The big takeaway with website design is that your website is a salesperson.

The same sequence you take a prospect through in person occurs on your website.

In person, you probably don’t jump right too the “Buy”.

Your prospects have questions.

Start with the end. Where you want visitors to end on the site.

For B2Cs, it’s probably the buy button.

For B2Bs, it might be to call you so you can close the deal in person or on the phone.

Either way, that’s the end. Now work backwards through the site. The homepage is usually the first step in the sales process. That is where the early questions the prospect has should be answered and the site should lead the person through the normal sales process until the end.

4. One Call To Action

Ice cream shops are great. I was just in one with my wife.

But I was struggling with something. And as I looked around I could tell that just about everyone else was having the same issue.

And the line was slow moving.

The reason?

Too many options.

In website world too many options come in the form of too many calls to action. Asking visitors to read the content, then signup for your newsletter, then go to your services page, then to contact you.

All on the same page.

Cut it down to one main call to action per page.

You can have others on the page such as in the header navigation and in the footer, but there only there so people can find them if they are looking for them.

Most visitors need one main call to action.

5. Quick

Don’t make the visitor wait for things like:

  • Images to load
  • Videos to load
  • Carousels to spin

Carousels with multiple images always confused me.

Who is waiting around to look at all those things?

Part of cleaning up the site is getting rid of what’s unnecessary so things move swiftly.

And maybe “swift” is the right word instead of “quick”.

People don’t always need to move quickly, but they do want to move swiftly. In other words, they want to move when they’re ready. Nobody likes waiting.

This is more of a hosting and development issue, but have an expert run through your site to eliminate things that take too long to load.

6. Small Header

These are more and more common and that’s a good thing. Headers used to get pretty big, but with more people only browsing with their smartphones, designers have needed to cut back on everything.
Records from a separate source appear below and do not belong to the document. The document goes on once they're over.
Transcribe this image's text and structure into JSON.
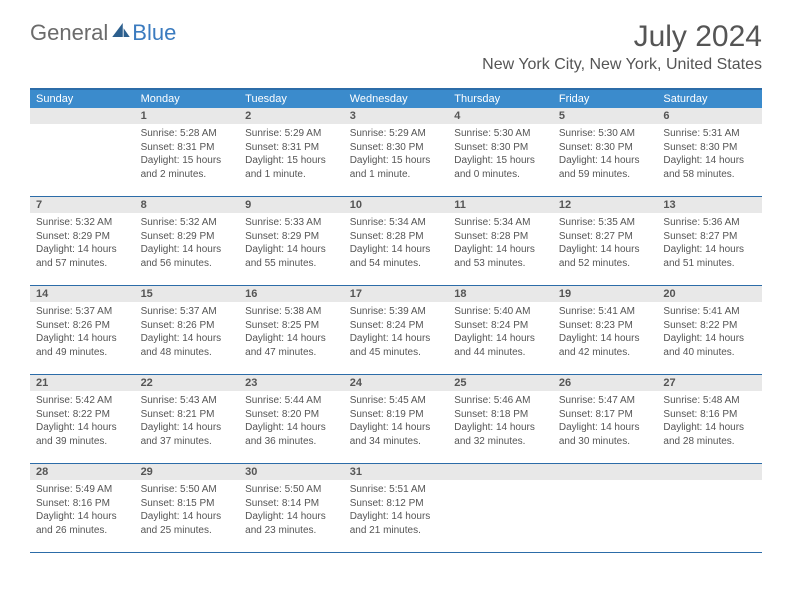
{
  "brand": {
    "text1": "General",
    "text2": "Blue"
  },
  "header": {
    "month_title": "July 2024",
    "location": "New York City, New York, United States"
  },
  "colors": {
    "header_bar": "#3b8bcc",
    "border": "#2c6ca8",
    "daynum_bg": "#e8e8e8",
    "text": "#555555",
    "brand_blue": "#3b7bbf",
    "brand_gray": "#6b6b6b",
    "white": "#ffffff"
  },
  "days_of_week": [
    "Sunday",
    "Monday",
    "Tuesday",
    "Wednesday",
    "Thursday",
    "Friday",
    "Saturday"
  ],
  "weeks": [
    [
      {
        "num": "",
        "sunrise": "",
        "sunset": "",
        "daylight": ""
      },
      {
        "num": "1",
        "sunrise": "Sunrise: 5:28 AM",
        "sunset": "Sunset: 8:31 PM",
        "daylight": "Daylight: 15 hours and 2 minutes."
      },
      {
        "num": "2",
        "sunrise": "Sunrise: 5:29 AM",
        "sunset": "Sunset: 8:31 PM",
        "daylight": "Daylight: 15 hours and 1 minute."
      },
      {
        "num": "3",
        "sunrise": "Sunrise: 5:29 AM",
        "sunset": "Sunset: 8:30 PM",
        "daylight": "Daylight: 15 hours and 1 minute."
      },
      {
        "num": "4",
        "sunrise": "Sunrise: 5:30 AM",
        "sunset": "Sunset: 8:30 PM",
        "daylight": "Daylight: 15 hours and 0 minutes."
      },
      {
        "num": "5",
        "sunrise": "Sunrise: 5:30 AM",
        "sunset": "Sunset: 8:30 PM",
        "daylight": "Daylight: 14 hours and 59 minutes."
      },
      {
        "num": "6",
        "sunrise": "Sunrise: 5:31 AM",
        "sunset": "Sunset: 8:30 PM",
        "daylight": "Daylight: 14 hours and 58 minutes."
      }
    ],
    [
      {
        "num": "7",
        "sunrise": "Sunrise: 5:32 AM",
        "sunset": "Sunset: 8:29 PM",
        "daylight": "Daylight: 14 hours and 57 minutes."
      },
      {
        "num": "8",
        "sunrise": "Sunrise: 5:32 AM",
        "sunset": "Sunset: 8:29 PM",
        "daylight": "Daylight: 14 hours and 56 minutes."
      },
      {
        "num": "9",
        "sunrise": "Sunrise: 5:33 AM",
        "sunset": "Sunset: 8:29 PM",
        "daylight": "Daylight: 14 hours and 55 minutes."
      },
      {
        "num": "10",
        "sunrise": "Sunrise: 5:34 AM",
        "sunset": "Sunset: 8:28 PM",
        "daylight": "Daylight: 14 hours and 54 minutes."
      },
      {
        "num": "11",
        "sunrise": "Sunrise: 5:34 AM",
        "sunset": "Sunset: 8:28 PM",
        "daylight": "Daylight: 14 hours and 53 minutes."
      },
      {
        "num": "12",
        "sunrise": "Sunrise: 5:35 AM",
        "sunset": "Sunset: 8:27 PM",
        "daylight": "Daylight: 14 hours and 52 minutes."
      },
      {
        "num": "13",
        "sunrise": "Sunrise: 5:36 AM",
        "sunset": "Sunset: 8:27 PM",
        "daylight": "Daylight: 14 hours and 51 minutes."
      }
    ],
    [
      {
        "num": "14",
        "sunrise": "Sunrise: 5:37 AM",
        "sunset": "Sunset: 8:26 PM",
        "daylight": "Daylight: 14 hours and 49 minutes."
      },
      {
        "num": "15",
        "sunrise": "Sunrise: 5:37 AM",
        "sunset": "Sunset: 8:26 PM",
        "daylight": "Daylight: 14 hours and 48 minutes."
      },
      {
        "num": "16",
        "sunrise": "Sunrise: 5:38 AM",
        "sunset": "Sunset: 8:25 PM",
        "daylight": "Daylight: 14 hours and 47 minutes."
      },
      {
        "num": "17",
        "sunrise": "Sunrise: 5:39 AM",
        "sunset": "Sunset: 8:24 PM",
        "daylight": "Daylight: 14 hours and 45 minutes."
      },
      {
        "num": "18",
        "sunrise": "Sunrise: 5:40 AM",
        "sunset": "Sunset: 8:24 PM",
        "daylight": "Daylight: 14 hours and 44 minutes."
      },
      {
        "num": "19",
        "sunrise": "Sunrise: 5:41 AM",
        "sunset": "Sunset: 8:23 PM",
        "daylight": "Daylight: 14 hours and 42 minutes."
      },
      {
        "num": "20",
        "sunrise": "Sunrise: 5:41 AM",
        "sunset": "Sunset: 8:22 PM",
        "daylight": "Daylight: 14 hours and 40 minutes."
      }
    ],
    [
      {
        "num": "21",
        "sunrise": "Sunrise: 5:42 AM",
        "sunset": "Sunset: 8:22 PM",
        "daylight": "Daylight: 14 hours and 39 minutes."
      },
      {
        "num": "22",
        "sunrise": "Sunrise: 5:43 AM",
        "sunset": "Sunset: 8:21 PM",
        "daylight": "Daylight: 14 hours and 37 minutes."
      },
      {
        "num": "23",
        "sunrise": "Sunrise: 5:44 AM",
        "sunset": "Sunset: 8:20 PM",
        "daylight": "Daylight: 14 hours and 36 minutes."
      },
      {
        "num": "24",
        "sunrise": "Sunrise: 5:45 AM",
        "sunset": "Sunset: 8:19 PM",
        "daylight": "Daylight: 14 hours and 34 minutes."
      },
      {
        "num": "25",
        "sunrise": "Sunrise: 5:46 AM",
        "sunset": "Sunset: 8:18 PM",
        "daylight": "Daylight: 14 hours and 32 minutes."
      },
      {
        "num": "26",
        "sunrise": "Sunrise: 5:47 AM",
        "sunset": "Sunset: 8:17 PM",
        "daylight": "Daylight: 14 hours and 30 minutes."
      },
      {
        "num": "27",
        "sunrise": "Sunrise: 5:48 AM",
        "sunset": "Sunset: 8:16 PM",
        "daylight": "Daylight: 14 hours and 28 minutes."
      }
    ],
    [
      {
        "num": "28",
        "sunrise": "Sunrise: 5:49 AM",
        "sunset": "Sunset: 8:16 PM",
        "daylight": "Daylight: 14 hours and 26 minutes."
      },
      {
        "num": "29",
        "sunrise": "Sunrise: 5:50 AM",
        "sunset": "Sunset: 8:15 PM",
        "daylight": "Daylight: 14 hours and 25 minutes."
      },
      {
        "num": "30",
        "sunrise": "Sunrise: 5:50 AM",
        "sunset": "Sunset: 8:14 PM",
        "daylight": "Daylight: 14 hours and 23 minutes."
      },
      {
        "num": "31",
        "sunrise": "Sunrise: 5:51 AM",
        "sunset": "Sunset: 8:12 PM",
        "daylight": "Daylight: 14 hours and 21 minutes."
      },
      {
        "num": "",
        "sunrise": "",
        "sunset": "",
        "daylight": ""
      },
      {
        "num": "",
        "sunrise": "",
        "sunset": "",
        "daylight": ""
      },
      {
        "num": "",
        "sunrise": "",
        "sunset": "",
        "daylight": ""
      }
    ]
  ]
}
And that means smaller headers.

7. Small Footer

See the previous one.

It used to be a thing for a couple years to have large footers with lots of links and things like that. You still see them once in awhile. It’s kind of the catchall place for links and information.

But the more you can cut it back the less distracting it is.
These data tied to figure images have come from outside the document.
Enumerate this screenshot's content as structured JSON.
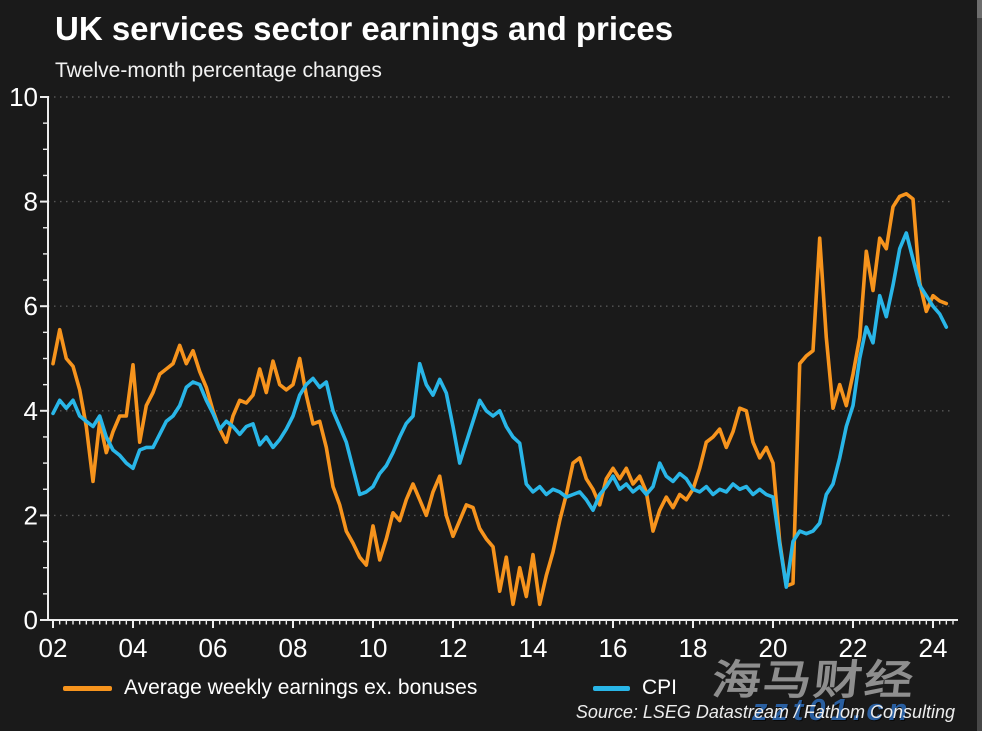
{
  "header": {
    "title": "UK services sector earnings and prices",
    "subtitle": "Twelve-month percentage changes"
  },
  "chart_data": {
    "type": "line",
    "title": "UK services sector earnings and prices",
    "subtitle": "Twelve-month percentage changes",
    "xlabel": "",
    "ylabel": "",
    "grid": "dotted horizontal at even values",
    "legend_position": "bottom",
    "x_start_year": 2002,
    "x_step_years": 0.166667,
    "x_axis": {
      "range": [
        2002,
        2024.6
      ],
      "tick_years": [
        2002,
        2004,
        2006,
        2008,
        2010,
        2012,
        2014,
        2016,
        2018,
        2020,
        2022,
        2024
      ],
      "tick_labels": [
        "02",
        "04",
        "06",
        "08",
        "10",
        "12",
        "14",
        "16",
        "18",
        "20",
        "22",
        "24"
      ],
      "minor_tick_step_years": 0.166667
    },
    "y_axis": {
      "range": [
        0,
        10
      ],
      "ticks": [
        0,
        2,
        4,
        6,
        8,
        10
      ],
      "tick_labels": [
        "0",
        "2",
        "4",
        "6",
        "8",
        "10"
      ],
      "minor_step": 0.5,
      "gridlines_at": [
        2,
        4,
        6,
        8,
        10
      ]
    },
    "series": [
      {
        "name": "Average weekly earnings ex. bonuses",
        "color": "#F7941D",
        "values": [
          4.9,
          5.55,
          5.0,
          4.85,
          4.4,
          3.7,
          2.65,
          3.8,
          3.2,
          3.6,
          3.9,
          3.9,
          4.88,
          3.4,
          4.1,
          4.35,
          4.7,
          4.8,
          4.9,
          5.25,
          4.9,
          5.15,
          4.75,
          4.45,
          4.0,
          3.65,
          3.4,
          3.9,
          4.2,
          4.15,
          4.3,
          4.8,
          4.35,
          4.95,
          4.5,
          4.4,
          4.5,
          5.0,
          4.3,
          3.75,
          3.8,
          3.3,
          2.55,
          2.2,
          1.7,
          1.47,
          1.2,
          1.05,
          1.8,
          1.15,
          1.55,
          2.05,
          1.9,
          2.3,
          2.6,
          2.3,
          2.0,
          2.45,
          2.75,
          2.0,
          1.6,
          1.9,
          2.2,
          2.15,
          1.75,
          1.55,
          1.4,
          0.55,
          1.2,
          0.3,
          1.0,
          0.45,
          1.25,
          0.3,
          0.85,
          1.3,
          1.9,
          2.4,
          3.0,
          3.1,
          2.7,
          2.5,
          2.2,
          2.7,
          2.9,
          2.7,
          2.9,
          2.6,
          2.75,
          2.45,
          1.7,
          2.1,
          2.35,
          2.15,
          2.4,
          2.3,
          2.5,
          2.9,
          3.4,
          3.5,
          3.65,
          3.3,
          3.6,
          4.05,
          4.0,
          3.4,
          3.1,
          3.3,
          3.0,
          1.5,
          0.65,
          0.7,
          4.9,
          5.05,
          5.15,
          7.3,
          5.4,
          4.05,
          4.5,
          4.1,
          4.7,
          5.4,
          7.05,
          6.3,
          7.3,
          7.1,
          7.9,
          8.1,
          8.15,
          8.05,
          6.45,
          5.9,
          6.2,
          6.1,
          6.05
        ]
      },
      {
        "name": "CPI",
        "color": "#29B6E8",
        "values": [
          3.95,
          4.2,
          4.05,
          4.2,
          3.9,
          3.8,
          3.7,
          3.9,
          3.5,
          3.25,
          3.15,
          3.0,
          2.9,
          3.25,
          3.3,
          3.3,
          3.55,
          3.8,
          3.9,
          4.1,
          4.45,
          4.55,
          4.5,
          4.2,
          3.95,
          3.65,
          3.8,
          3.7,
          3.55,
          3.7,
          3.75,
          3.35,
          3.5,
          3.3,
          3.45,
          3.65,
          3.9,
          4.3,
          4.5,
          4.62,
          4.45,
          4.55,
          4.0,
          3.7,
          3.4,
          2.9,
          2.4,
          2.45,
          2.55,
          2.8,
          2.95,
          3.2,
          3.5,
          3.76,
          3.9,
          4.9,
          4.5,
          4.3,
          4.6,
          4.34,
          3.7,
          3.0,
          3.4,
          3.8,
          4.2,
          4.0,
          3.9,
          4.0,
          3.7,
          3.5,
          3.38,
          2.6,
          2.45,
          2.55,
          2.4,
          2.5,
          2.45,
          2.35,
          2.4,
          2.45,
          2.3,
          2.1,
          2.4,
          2.55,
          2.75,
          2.5,
          2.6,
          2.45,
          2.55,
          2.4,
          2.55,
          3.0,
          2.75,
          2.65,
          2.8,
          2.7,
          2.5,
          2.45,
          2.55,
          2.4,
          2.5,
          2.45,
          2.6,
          2.5,
          2.55,
          2.4,
          2.5,
          2.4,
          2.35,
          1.45,
          0.63,
          1.5,
          1.7,
          1.65,
          1.7,
          1.85,
          2.4,
          2.6,
          3.1,
          3.7,
          4.1,
          5.0,
          5.6,
          5.3,
          6.2,
          5.8,
          6.4,
          7.1,
          7.4,
          6.9,
          6.4,
          6.2,
          6.0,
          5.85,
          5.6
        ]
      }
    ]
  },
  "legend": {
    "items": [
      {
        "label": "Average weekly earnings ex. bonuses",
        "color": "#F7941D"
      },
      {
        "label": "CPI",
        "color": "#29B6E8"
      }
    ]
  },
  "source": {
    "text": "Source: LSEG Datastream / Fathom Consulting"
  },
  "watermark": {
    "line1": "海马财经",
    "line2": "zzt01.cn"
  },
  "colors": {
    "background": "#1A1A1A",
    "axis": "#ECECEC",
    "grid": "#555555",
    "text": "#FFFFFF",
    "earnings_line": "#F7941D",
    "cpi_line": "#29B6E8"
  }
}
Footers are specially important for local businesses. People often look there for addresses and phone numbers. If there are too many other things in the footer, like links, people won’t find what they need.

8. Few Colors

I think maybe designers call it white space. It’s not necessarily white, but there aren’t a lot of different color schemes going on.
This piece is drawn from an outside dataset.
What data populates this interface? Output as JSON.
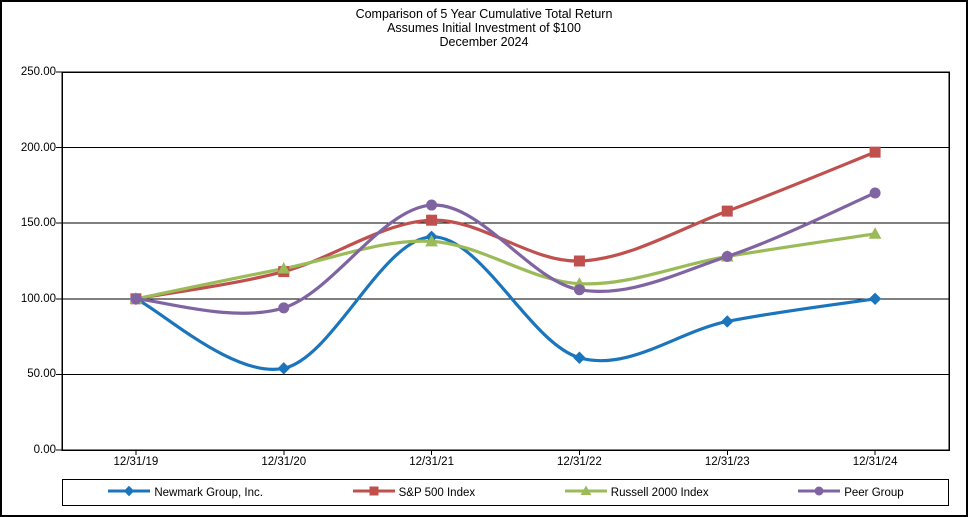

I really like what Zappos does with their current site.

Zappos Screenshot

Not many colors. Maybe not even five?

Blue, Black, Orange, Yellow and Green?

That’s about it for the main colors. Nothing is too distracting.

9. Instructions

People like instructions. You don’t necessarily need to say “Step 1, Step 2…”, but giving people directions on what to do next will improve your conversion rates.

Leading people through the sales process just like in person. Taking them from step to step until the final call to action.

For a website designer it might be something like the intro to what you do, then your portfolio, then your pricing and packages and finally the offer to have a discovery discussion.

10. Links (That Looks Like Links)

Check back to that Zappos screenshot.

The links they want you to click most, the product links, are basic underlined blue links. Just like we all saw first on the Internet and we’re still conditioned to those today.

Make your links look like links.

Over the years people have gotten used to images being links too so just about all your images should link to something.

Conclusion

A little attention to your website every few months can go a long way. Think of it as spring cleaning, but doing it about every 3-6 months.

Go through the site and clean things up. Make it less complicated and not more complicated. You can add things, but only if you’re taking other things away.